Aslında bu liberal demokrasi ve kapitalist sistemin gerçek yüzü. Güçlünün var olan kaynaklardan aldığı pay her gün biraz daha artarken, halkın payının biraz daha azalmasından daha farklı bir şey değil ortaya çıkan durum. İşveren sınıfı kol kola kendi çıkarlarını her şekilde korurken, emekçi sınıfın paramparça olup dini, etnik vb. siyasetle oyalanması ortak çıkarlarda bile işverenin karşısına tek parça duramaması, seçilen temsilcilerinin bir süre sonra kendi sınıfını unutması, sınıfına ihanet etmesi toplumu bu noktaya getiren etkenlerdendir.
Bütün bu sıkıntılarda ancak bilinçli bir toplum ve iyi bir eğitimle aşılabilir. Bir toplumu koruyacak, kurtaracak, yüceltecek, yaşatacak, mutluluğu getirecek en büyük güç eğitimdir. Yöntemler tartışılır. Farklı fikirler değerlendirilir. Farklılıklar zenginliktir. Gerçekten samimiysek ülkenin kaynaklarını, toplumun tüm kaynaklarını adaletli paylaşmalıdır.

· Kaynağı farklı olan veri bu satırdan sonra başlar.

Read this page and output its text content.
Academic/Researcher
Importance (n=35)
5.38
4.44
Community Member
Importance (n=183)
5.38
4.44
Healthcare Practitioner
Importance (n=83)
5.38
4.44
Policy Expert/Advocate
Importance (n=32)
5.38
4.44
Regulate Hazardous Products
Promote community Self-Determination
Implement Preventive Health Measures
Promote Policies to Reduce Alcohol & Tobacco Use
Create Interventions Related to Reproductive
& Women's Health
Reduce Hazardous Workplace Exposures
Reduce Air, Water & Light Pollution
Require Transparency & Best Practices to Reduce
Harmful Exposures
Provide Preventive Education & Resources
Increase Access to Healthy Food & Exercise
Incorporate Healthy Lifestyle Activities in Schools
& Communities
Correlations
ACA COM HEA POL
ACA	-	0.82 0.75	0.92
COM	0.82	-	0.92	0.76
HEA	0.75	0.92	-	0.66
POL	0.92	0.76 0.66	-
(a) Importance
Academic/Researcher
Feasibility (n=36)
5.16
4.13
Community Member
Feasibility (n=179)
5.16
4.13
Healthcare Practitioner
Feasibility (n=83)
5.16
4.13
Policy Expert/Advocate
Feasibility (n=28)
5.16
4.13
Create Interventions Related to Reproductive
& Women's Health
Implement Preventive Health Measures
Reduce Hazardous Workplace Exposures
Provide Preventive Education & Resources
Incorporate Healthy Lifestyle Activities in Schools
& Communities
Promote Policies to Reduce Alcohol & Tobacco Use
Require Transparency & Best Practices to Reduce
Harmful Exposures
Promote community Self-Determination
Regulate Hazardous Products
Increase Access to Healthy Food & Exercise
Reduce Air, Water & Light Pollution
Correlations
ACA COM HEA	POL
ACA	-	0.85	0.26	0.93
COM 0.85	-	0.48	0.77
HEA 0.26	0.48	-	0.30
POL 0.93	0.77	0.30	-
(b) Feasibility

Yarınlara umutla bakabileceğimiz bir ülke inşa etmek için yasaların herkese eşit işlemesi, kaynaklardan toplumun her kesiminin faydalanması için mücadele etmeli, fedakarlıkta bulunabilmeliyiz. Ekmeğini, emeğini paylaşamayanlar, korkularla yaşamaya devam ederler.